Tolerogenic agents modulate the type of T cells that infiltrate the allograft. The fate of the allograft, either rejection or tolerance, depends on the functional balance of alloreactive graft-protecting Tregs to alloreactive graft-destroying T effector cells. In the absence of a favorable change in this balance, Tregs are unable to restrain effector T cells from rejecting the graft. However, in response to tolerogenic agents such as anti-CD154 and rapamycin (RPM), the magnitude of allograft infiltration by effector T cells decreases, whereas the number of natural or induced regulatory T cells (nTregs/iTregs) is preserved or increased. As a consequence, the proportion of allograft-infiltrating Treg to T effector cells is increased in tolerized hosts. The representative intravital microscopy image shows the infiltration of color-coded T cells within the allograft 1 week after transplantation in mice following islet transplantation. Infiltrating nTregs, green; iTregs, yellow; T effectors, red. Modified from Fan et al.

Figure 5

Targets of immunosuppressive drugs used in solid organ transplantation, according to the 3-signal model of T-cell activation. T-cell activation is initiated by signal 1, which is delivered by the interaction between the TCR and the MHC-peptide complex presented by the APC. In transplantation, signal 1 can be delivered through the direct and/or indirect pathways of allorecognition and it defines the specificity of the alloimmune response.
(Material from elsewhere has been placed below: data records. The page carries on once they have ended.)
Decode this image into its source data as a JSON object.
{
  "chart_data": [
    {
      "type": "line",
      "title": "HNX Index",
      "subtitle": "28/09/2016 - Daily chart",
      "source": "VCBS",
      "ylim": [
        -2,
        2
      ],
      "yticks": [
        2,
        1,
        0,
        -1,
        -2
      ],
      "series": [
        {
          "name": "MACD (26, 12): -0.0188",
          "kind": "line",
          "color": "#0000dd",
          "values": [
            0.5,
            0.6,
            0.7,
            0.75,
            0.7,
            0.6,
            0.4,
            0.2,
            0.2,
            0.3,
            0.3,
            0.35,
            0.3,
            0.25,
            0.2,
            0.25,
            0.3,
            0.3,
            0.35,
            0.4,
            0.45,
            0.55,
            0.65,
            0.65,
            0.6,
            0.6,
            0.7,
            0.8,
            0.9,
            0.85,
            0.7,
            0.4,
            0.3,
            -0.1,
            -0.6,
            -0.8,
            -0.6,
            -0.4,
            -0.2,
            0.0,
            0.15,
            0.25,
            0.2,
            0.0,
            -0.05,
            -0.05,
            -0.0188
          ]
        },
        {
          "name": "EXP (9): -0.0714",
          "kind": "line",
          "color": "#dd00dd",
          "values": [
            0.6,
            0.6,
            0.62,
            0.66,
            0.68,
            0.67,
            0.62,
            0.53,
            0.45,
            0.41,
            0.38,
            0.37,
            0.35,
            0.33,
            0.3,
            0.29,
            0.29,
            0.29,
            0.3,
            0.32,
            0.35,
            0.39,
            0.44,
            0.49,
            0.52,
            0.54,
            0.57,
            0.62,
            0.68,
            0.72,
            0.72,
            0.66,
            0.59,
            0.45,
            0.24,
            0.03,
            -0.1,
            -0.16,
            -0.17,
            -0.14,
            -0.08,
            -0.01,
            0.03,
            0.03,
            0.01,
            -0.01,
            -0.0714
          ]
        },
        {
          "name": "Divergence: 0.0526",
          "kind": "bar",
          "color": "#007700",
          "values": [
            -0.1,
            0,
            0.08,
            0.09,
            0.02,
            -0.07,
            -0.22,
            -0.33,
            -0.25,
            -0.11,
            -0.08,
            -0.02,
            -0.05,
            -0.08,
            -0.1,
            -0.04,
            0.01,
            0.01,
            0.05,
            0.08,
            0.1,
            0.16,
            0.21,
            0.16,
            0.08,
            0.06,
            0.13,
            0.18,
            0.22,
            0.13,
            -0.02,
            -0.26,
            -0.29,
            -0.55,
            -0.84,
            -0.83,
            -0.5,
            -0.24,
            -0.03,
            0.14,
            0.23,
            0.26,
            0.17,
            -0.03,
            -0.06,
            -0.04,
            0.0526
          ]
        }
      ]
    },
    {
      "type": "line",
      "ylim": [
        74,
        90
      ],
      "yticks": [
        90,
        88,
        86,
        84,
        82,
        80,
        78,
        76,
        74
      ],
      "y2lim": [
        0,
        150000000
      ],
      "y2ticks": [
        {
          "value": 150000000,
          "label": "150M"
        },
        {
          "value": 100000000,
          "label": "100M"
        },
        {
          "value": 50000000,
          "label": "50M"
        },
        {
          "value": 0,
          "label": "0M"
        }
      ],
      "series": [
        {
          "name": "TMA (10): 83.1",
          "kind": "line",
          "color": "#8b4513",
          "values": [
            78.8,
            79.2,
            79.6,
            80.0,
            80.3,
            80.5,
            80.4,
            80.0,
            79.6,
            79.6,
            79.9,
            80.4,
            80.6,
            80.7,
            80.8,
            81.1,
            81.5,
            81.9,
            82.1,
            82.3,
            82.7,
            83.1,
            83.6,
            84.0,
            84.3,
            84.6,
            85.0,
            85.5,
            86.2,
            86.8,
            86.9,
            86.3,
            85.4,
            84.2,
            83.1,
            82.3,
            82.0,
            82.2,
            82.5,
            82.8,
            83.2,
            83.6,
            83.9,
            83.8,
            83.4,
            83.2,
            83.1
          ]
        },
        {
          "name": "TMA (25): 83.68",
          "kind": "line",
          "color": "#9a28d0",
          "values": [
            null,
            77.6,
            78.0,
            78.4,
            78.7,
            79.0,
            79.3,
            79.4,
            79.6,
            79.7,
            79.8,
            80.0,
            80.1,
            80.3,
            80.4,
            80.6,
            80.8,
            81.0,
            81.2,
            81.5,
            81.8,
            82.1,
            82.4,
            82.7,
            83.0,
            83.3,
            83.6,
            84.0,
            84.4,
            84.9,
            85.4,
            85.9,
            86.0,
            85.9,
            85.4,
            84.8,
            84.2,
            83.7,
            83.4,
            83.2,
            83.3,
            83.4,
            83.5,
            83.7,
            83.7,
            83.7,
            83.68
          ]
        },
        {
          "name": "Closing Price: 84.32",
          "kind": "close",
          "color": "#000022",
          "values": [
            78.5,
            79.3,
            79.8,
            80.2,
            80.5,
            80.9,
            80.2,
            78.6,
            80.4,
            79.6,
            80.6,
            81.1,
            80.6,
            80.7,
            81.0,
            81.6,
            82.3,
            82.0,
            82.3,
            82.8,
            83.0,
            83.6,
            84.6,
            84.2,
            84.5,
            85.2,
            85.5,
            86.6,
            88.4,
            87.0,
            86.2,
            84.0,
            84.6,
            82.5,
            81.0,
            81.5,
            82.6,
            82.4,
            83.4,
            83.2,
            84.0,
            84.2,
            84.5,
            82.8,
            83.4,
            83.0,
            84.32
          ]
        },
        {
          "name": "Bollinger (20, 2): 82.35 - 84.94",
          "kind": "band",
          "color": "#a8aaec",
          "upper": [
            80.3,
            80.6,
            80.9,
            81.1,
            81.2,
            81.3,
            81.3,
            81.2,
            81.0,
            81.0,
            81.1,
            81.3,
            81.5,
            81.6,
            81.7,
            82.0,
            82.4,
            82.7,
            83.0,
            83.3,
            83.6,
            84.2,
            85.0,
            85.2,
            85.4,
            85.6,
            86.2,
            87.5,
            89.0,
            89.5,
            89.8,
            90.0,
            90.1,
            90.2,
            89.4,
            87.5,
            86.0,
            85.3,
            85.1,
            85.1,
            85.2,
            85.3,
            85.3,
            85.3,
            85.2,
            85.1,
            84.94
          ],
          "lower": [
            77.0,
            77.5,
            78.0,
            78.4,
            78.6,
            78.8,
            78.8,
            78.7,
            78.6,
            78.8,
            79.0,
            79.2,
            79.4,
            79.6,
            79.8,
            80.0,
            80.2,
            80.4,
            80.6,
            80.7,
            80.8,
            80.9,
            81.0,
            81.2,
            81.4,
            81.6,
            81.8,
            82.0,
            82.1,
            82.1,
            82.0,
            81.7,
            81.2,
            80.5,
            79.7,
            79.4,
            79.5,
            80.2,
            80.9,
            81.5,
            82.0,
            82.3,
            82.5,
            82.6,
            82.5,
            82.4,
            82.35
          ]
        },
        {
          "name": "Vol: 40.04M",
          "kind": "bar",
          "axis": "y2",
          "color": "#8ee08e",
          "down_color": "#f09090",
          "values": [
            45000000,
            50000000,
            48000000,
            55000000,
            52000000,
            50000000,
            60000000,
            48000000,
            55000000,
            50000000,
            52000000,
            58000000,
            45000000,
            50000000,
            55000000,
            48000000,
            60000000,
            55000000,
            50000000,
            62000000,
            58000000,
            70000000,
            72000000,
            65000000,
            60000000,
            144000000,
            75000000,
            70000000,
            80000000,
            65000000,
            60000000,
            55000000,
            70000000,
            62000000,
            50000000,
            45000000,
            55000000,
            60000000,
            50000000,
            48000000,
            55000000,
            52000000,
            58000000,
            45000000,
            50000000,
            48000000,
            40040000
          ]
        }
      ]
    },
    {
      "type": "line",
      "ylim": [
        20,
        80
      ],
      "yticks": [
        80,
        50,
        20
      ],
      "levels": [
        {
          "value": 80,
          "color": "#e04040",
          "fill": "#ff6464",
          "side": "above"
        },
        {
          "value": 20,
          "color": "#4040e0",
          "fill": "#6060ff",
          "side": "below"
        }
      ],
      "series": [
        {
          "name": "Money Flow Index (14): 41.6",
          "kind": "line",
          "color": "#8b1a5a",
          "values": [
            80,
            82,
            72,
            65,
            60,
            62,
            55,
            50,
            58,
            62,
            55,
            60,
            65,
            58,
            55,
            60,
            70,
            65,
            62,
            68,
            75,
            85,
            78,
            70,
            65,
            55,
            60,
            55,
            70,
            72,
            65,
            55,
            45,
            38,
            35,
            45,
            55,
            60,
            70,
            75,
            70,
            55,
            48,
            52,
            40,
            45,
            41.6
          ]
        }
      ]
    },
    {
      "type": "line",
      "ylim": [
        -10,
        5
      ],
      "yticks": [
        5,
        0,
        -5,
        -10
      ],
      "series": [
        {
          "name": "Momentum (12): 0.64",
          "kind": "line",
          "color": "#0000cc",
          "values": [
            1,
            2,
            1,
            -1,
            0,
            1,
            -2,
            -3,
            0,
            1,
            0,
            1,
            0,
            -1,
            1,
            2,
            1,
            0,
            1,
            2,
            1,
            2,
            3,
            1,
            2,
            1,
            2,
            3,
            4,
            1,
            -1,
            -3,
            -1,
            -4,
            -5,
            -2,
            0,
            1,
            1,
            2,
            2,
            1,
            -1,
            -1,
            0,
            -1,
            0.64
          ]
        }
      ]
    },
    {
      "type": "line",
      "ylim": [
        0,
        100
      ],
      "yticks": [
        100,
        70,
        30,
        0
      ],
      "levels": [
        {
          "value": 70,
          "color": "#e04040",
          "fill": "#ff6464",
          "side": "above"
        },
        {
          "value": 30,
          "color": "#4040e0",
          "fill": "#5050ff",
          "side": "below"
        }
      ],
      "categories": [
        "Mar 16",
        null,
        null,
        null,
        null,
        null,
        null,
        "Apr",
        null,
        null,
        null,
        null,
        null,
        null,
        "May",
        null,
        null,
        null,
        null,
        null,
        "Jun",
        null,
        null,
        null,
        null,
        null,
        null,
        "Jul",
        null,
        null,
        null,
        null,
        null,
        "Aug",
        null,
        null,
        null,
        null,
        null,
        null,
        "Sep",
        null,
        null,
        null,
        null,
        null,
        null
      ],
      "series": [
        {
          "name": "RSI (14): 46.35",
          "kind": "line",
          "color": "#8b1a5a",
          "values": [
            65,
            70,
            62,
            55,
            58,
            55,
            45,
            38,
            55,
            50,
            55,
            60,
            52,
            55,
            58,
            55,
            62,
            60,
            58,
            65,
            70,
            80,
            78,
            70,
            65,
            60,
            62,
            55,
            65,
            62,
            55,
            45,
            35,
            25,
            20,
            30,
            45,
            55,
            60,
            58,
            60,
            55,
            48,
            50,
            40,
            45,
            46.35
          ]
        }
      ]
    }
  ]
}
Signal 1 alone is not capable of generating productive T-cell responses. However, in combination with signal 2 (also known as the costimulatory signal), signal 1 triggers several intracellular signaling pathways, such as the calcium-calcineurin pathway, mitogen-activated protein (MAP) kinase pathway, and the protein kinase C/nuclear factor κB (NF-κB) pathway; together, these activate transcription factors that mediate cell survival and expression of cytokines. Several cytokines (IL-2, IL-15, IL-4, IL-7, IL-21) induce proliferation (signal 3) through the phosphoinositide 3-kinase (PI3-K) and mammalian target of rapamycin (mTOR) pathways. APCs express different costimulatory molecules; many deliver activation signals that amplify signal 1 and prevent T-cell anergy (eg, CD28-CD80/86 and CD154-CD40 pathways), whereas others inhibit T-cell activation (eg, CTLA4-CD80/86 and PD1-PDL1/PDL2 pathways).

Figure 6

Identification of biomarkers of operational tolerance in clinical transplantation. The search for diagnostic biomarkers of operational tolerance has been conducted mainly in cross-sectional case-control studies, in which peripheral blood samples collected from recipients who became tolerant to transplanted organs after ending immunosuppressive therapy were compared with samples collected from control recipients. In liver transplantation, stable recipients under maintenance immunosuppression with the history of a previous failed attempt at drug withdrawal are used as the control group; in these recipients, the absence of tolerance has been established. Patients who failed to induce tolerance after kidney transplantation and drug withdrawal are not available, so stable recipients who receive maintenance immunosuppression or patients with chronic humoral rejection are used as the control group. In these studies, the confounding effects of pharmacologic immunosuppression are of concern; biomarker discovery trials should be designed as prospective studies in which immune monitoring analyses are performed before immunosuppressive drugs are discontinued. These types of studies have only been attempted with patients undergoing liver transplantation.